GST is calculated on the difference between the purchase value and the resale price of used goods.

Through Rajat mohan

In everyday life, buying and selling old products is a common occurrence. When a product is purchased, it is charged with GST. When a business entity resells the same product after refurbishment, tax is again levied on the value resulting in double taxation. To solve this problem, the GST law contains a provision known as the “Margin Plan” which aims to solve this anomaly. The margin system model applies to the person involved in the buying and selling of used products. In this diagram, GST is calculated on the difference between the purchase value and the resale price of used goods.

The question here is whether, in the case of the sale and purchase of second-hand jewelry, the application of the GST should be limited to the difference between the sale and purchase price or would it be invoiced on the gross value?

This issue was raised by Aadhya Gold (P) Ltd. in front of the Karnataka Authority of Advance Ruling (“AAR”). In this case, the plaintiff was purchasing used / second-hand gold jewelry from unregistered persons (“ordinary man”). The applicant used to sell used / second-hand gold jewelry that was purchased from the public, “as such”, without further processing. These used gold ornaments were sold in the same form after cleaning and polishing but without altering the nature of the ornament.

Karnataka AAR observed that the Applicant did not melt the jewelry to make it into ingots and then recreate it into new jewelry, but instead cleaned and polished the old jewelry without changing the nature or shape of the jewelry purchased. Therefore, AAR concluded that in this case, GST is payable only on the margin between the sale price and the purchase price.

This move will result in a massive reduction in the GST payable on an item that is primarily considered an investment in India. Currently, the industry generally charges GST on the gross sale value received from the purchaser, regardless of the underlying facts.

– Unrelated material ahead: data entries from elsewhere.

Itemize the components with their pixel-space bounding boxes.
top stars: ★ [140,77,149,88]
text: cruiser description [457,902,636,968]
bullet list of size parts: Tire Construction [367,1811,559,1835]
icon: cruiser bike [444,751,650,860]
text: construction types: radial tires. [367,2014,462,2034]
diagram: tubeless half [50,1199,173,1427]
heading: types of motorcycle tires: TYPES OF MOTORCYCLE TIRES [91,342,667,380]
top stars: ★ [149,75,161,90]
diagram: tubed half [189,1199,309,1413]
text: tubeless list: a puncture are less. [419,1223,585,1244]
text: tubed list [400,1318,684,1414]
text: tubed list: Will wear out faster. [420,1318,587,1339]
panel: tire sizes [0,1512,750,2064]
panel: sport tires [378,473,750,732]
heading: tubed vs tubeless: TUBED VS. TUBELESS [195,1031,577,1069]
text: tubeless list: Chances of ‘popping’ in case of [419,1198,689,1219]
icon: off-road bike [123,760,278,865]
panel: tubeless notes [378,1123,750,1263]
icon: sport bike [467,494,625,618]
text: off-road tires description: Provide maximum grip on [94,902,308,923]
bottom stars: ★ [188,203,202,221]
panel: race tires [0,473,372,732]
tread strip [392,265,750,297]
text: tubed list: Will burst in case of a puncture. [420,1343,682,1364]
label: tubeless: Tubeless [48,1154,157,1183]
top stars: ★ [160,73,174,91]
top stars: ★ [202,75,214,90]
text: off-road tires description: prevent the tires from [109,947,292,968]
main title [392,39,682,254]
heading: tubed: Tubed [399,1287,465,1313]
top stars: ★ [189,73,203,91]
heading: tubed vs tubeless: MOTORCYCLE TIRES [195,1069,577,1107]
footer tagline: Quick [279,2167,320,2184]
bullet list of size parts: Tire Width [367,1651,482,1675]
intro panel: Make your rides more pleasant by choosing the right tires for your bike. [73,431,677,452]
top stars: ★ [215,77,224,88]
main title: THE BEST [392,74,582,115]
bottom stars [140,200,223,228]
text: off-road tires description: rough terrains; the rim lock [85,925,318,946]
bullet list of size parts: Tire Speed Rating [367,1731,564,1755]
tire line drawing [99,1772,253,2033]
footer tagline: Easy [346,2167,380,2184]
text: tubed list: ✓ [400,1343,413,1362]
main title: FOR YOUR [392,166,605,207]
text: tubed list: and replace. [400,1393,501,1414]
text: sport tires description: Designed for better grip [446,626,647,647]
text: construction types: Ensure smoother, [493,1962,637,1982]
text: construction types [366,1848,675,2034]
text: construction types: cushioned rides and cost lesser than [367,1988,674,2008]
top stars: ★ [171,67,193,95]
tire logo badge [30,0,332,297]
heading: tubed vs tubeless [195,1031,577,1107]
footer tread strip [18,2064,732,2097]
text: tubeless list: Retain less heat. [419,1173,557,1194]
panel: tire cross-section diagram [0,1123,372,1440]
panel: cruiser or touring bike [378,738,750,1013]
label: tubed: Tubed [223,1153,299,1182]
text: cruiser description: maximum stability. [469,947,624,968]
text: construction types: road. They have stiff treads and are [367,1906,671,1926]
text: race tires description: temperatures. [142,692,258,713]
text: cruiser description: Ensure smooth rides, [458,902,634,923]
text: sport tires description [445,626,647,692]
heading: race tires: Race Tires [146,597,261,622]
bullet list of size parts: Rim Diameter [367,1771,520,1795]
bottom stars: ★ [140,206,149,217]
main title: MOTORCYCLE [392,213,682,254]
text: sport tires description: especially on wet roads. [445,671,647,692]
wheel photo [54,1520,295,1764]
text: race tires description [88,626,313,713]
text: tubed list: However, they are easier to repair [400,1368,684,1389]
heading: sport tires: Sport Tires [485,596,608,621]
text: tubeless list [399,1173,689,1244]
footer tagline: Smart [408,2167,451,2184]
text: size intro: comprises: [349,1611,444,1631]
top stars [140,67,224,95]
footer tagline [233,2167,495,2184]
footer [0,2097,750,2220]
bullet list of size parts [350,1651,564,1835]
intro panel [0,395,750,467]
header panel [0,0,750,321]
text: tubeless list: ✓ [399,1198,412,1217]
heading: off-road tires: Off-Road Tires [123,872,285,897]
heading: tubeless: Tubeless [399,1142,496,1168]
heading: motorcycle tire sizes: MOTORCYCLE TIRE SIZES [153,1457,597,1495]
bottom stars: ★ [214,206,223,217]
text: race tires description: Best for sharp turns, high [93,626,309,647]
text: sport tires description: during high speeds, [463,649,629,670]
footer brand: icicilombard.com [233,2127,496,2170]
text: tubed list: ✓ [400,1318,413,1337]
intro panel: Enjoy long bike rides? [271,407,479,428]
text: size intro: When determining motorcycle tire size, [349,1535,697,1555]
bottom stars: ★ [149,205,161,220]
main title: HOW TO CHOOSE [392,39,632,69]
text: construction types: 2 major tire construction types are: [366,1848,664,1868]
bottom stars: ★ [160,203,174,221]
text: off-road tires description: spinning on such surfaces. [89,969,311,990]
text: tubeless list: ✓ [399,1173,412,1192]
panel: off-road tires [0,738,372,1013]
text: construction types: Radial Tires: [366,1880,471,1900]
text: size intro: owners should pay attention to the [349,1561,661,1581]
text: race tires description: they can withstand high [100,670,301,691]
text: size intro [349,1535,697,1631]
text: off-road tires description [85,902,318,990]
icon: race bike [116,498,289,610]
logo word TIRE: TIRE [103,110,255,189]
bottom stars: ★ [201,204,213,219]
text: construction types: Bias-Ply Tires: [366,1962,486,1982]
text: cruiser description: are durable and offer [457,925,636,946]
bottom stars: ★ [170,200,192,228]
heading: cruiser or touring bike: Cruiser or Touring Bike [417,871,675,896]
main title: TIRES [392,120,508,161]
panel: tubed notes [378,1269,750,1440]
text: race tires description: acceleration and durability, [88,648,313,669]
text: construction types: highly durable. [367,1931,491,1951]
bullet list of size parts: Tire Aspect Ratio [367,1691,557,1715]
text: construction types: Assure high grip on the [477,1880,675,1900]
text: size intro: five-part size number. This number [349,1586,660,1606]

Understanding with an example: ABC & Co., a jeweler bought used jewelry from an unregistered customer MZ for an amount of Rs. 1000. ABC & Co. sells the same jewelry after cleaning and polishing for Rs. 1300. ABC & Co. will only be liable for GST on the difference between the buying and selling price of the used goods, which would be (1300-1000) = 300.

Let us now come to the practice of the industry. All the big players basically melt the old jewelry and use the molten metal to create new jewelry. As there has been a change in the shape of the jewel, this transaction does not qualify for the marginal regime. Thus, in such cases, the tax will practically be levied on the gross value unless the big players change the current practice.

However, the smaller players in the industry, after buying second-hand jewelry for the purpose of reselling it, melt the jewelry and use the molten metal to create new jewelry. After this move, the industry’s malicious dealers will melt their jewelry and use it to make new jewelry, keeping the department in the dark, and continue to pay taxes under the fringe regime. This will result in a significant loss for the department from a long-term perspective.
Karnataka AAR, in the case of Attica Gold and Maharashtra Appellate Authority of Advance Ruling in the case of Safeset Agencies, has already approved the margin-based tax regime for the jewelry industry.

Thus, these decisions will have a significant positive impact on the industry by reducing the tax cost for the end consumer. In a post-covid scenario, the gemstone and jewelry industry has good reason to rejoice and hope that this would bring many customers back to their doors.

(Rajat Mohan is Senior Partner, AMRG & Associates. The opinions expressed are those of the author.)